The final trick is to create an empty file in the blog directory called .nojekyll. This file tells Github not to try building the site. Github won’t be able to build the site if you use any custom Jekyll plugins. It’s easy enough to generate the site on your local machine anyway, so why not. Add include: ['.nojekyll'] to your _config.yml file so the .nojekyll file is always included in the generated site.

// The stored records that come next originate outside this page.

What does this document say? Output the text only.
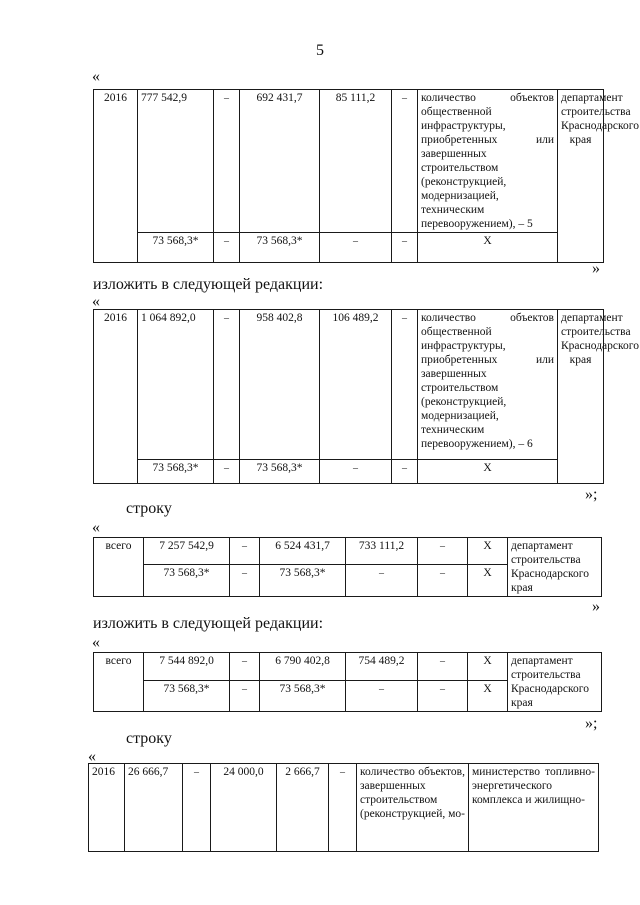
5
«
2016	777 542,9	–	692 431,7	85 111,2	–	количество объектов общественной инфраструктуры, приобретенных или завершенных строительством (реконструкцией, модернизацией, техническим перевооружением), – 5	департамент строительства Краснодарского края
	73 568,3*	–	73 568,3*	–	–	Х	
»
изложить в следующей редакции:
«
2016	1 064 892,0	–	958 402,8	106 489,2	–	количество объектов общественной инфраструктуры, приобретенных или завершенных строительством (реконструкцией, модернизацией, техническим перевооружением), – 6	департамент строительства Краснодарского края
	73 568,3*	–	73 568,3*	–	–	Х	
»;
строку
«
всего	7 257 542,9	–	6 524 431,7	733 111,2	–	Х	департамент строительства Краснодарского края
	73 568,3*	–	73 568,3*	–	–	Х	
»
изложить в следующей редакции:
«
всего	7 544 892,0	–	6 790 402,8	754 489,2	–	Х	департамент строительства Краснодарского края
	73 568,3*	–	73 568,3*	–	–	Х	
»;
строку
«
2016	26 666,7	–	24 000,0	2 666,7	–	количество объектов, завершенных строительством (реконструкцией, мо-	министерство топливно-энергетического комплекса и жилищно-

Deploying to Github is as simple as pushing all the stuff in the dist directory. I have a shell script called deploy to handle this, which looks like this:


cd dist
git add --all .
git commit -m build
git push
cd ..

Don’t forget to do chmod u+x deploy so the file is actually executable.

Development workflow

Jekyll comes with an ad hoc server, which we can fire up with jekyll serve. When I’m working, I like to keep a copy of the site open in a browser so I can quickly review changes. I use a couple of flags to tell Jekyll that I want to display draft posts, and I also want the server to rebuild the site whenever a file is changed. In the end, the command is jekyll serve --drafts --watch.

I do much the same thing with Sass. I use the command sass --watch _sass/main.sass:main.css to watch the main.sass file and compile it into main.css whenever a change is made.

Since I generally only ever use one terminal instance, I make use of some Unix job control to move these two ‘watch’ tasks out of my way. I have a shell script called serve that sets these tasks up for me, which looks like this:


(jekyll serve --drafts --watch) &
(sass --watch _sass/main.sass:main.css)

The parantheses means these jobs run in subshells, so they don’t get in each other’s way.

I mentioned earlier that I use Make. I like Make because it’s a nice wrapper for my shell scripts, and I can also write short scripts in it directly. It seems to be a convention to have a default task in a Makefile that builds everything, but I prefer to use the first task for documentation so I can quickly remind myself how I should manage the site. Let’s take a look at my Makefile:

SHELL := /bin/bash

.PHONY: default build serve deploy

	@printf "\n Howdy! Use the following commands to manage this site:\n"
	@printf " - build \t Build the site for production"
	@printf " - serve \t Run an ad hoc WEBrick server"
	@printf " - deploy \t Push the site live to GitHub \n\n"

	jekyll build
	sass --style compact _sass/main.sass dist/style.css
	awk 'NF > 0' dist/style.css > tmp && mv tmp dist/style.css


deploy: build

Starting from the top, I tell Make which shell to use. If you don’t do this, Make will use sh by default, which is likely to give some odd surprises at some point.

The .PHONY line is needed because all of the task names in the file are just generic names, and don’t reference any real file in the project. If you don’t do this, and you have a file with the same name as one of your tasks, Make will get confused.

My first task is called default, and it’s run if you do make from the shell without any arguments. This pattern is used for many other Unix tools, and I’m quite fond of it. Be sure to use printf and not echo, because of the two, only the former is portable.

The build task builds the site and the styles, and then does some poor-man’s file compression of the output css with awk. That last step is probably a bit pointless, but it was a nice exercise. The serve and deploy tasks simply run their respective shell scripts. You’ll notice the deploy task depends on the build task, so the latest version of the site is always deployed to Github.

When I want to work on the site, I could just run make serve, but then the two tasks would print their output to the terminal. I’d rather the output would get out of my way, so I start the task in the background and send its output to a nohup.out file. To do this, run nohup make serve &.

There’s not much more to it, and nor should there be.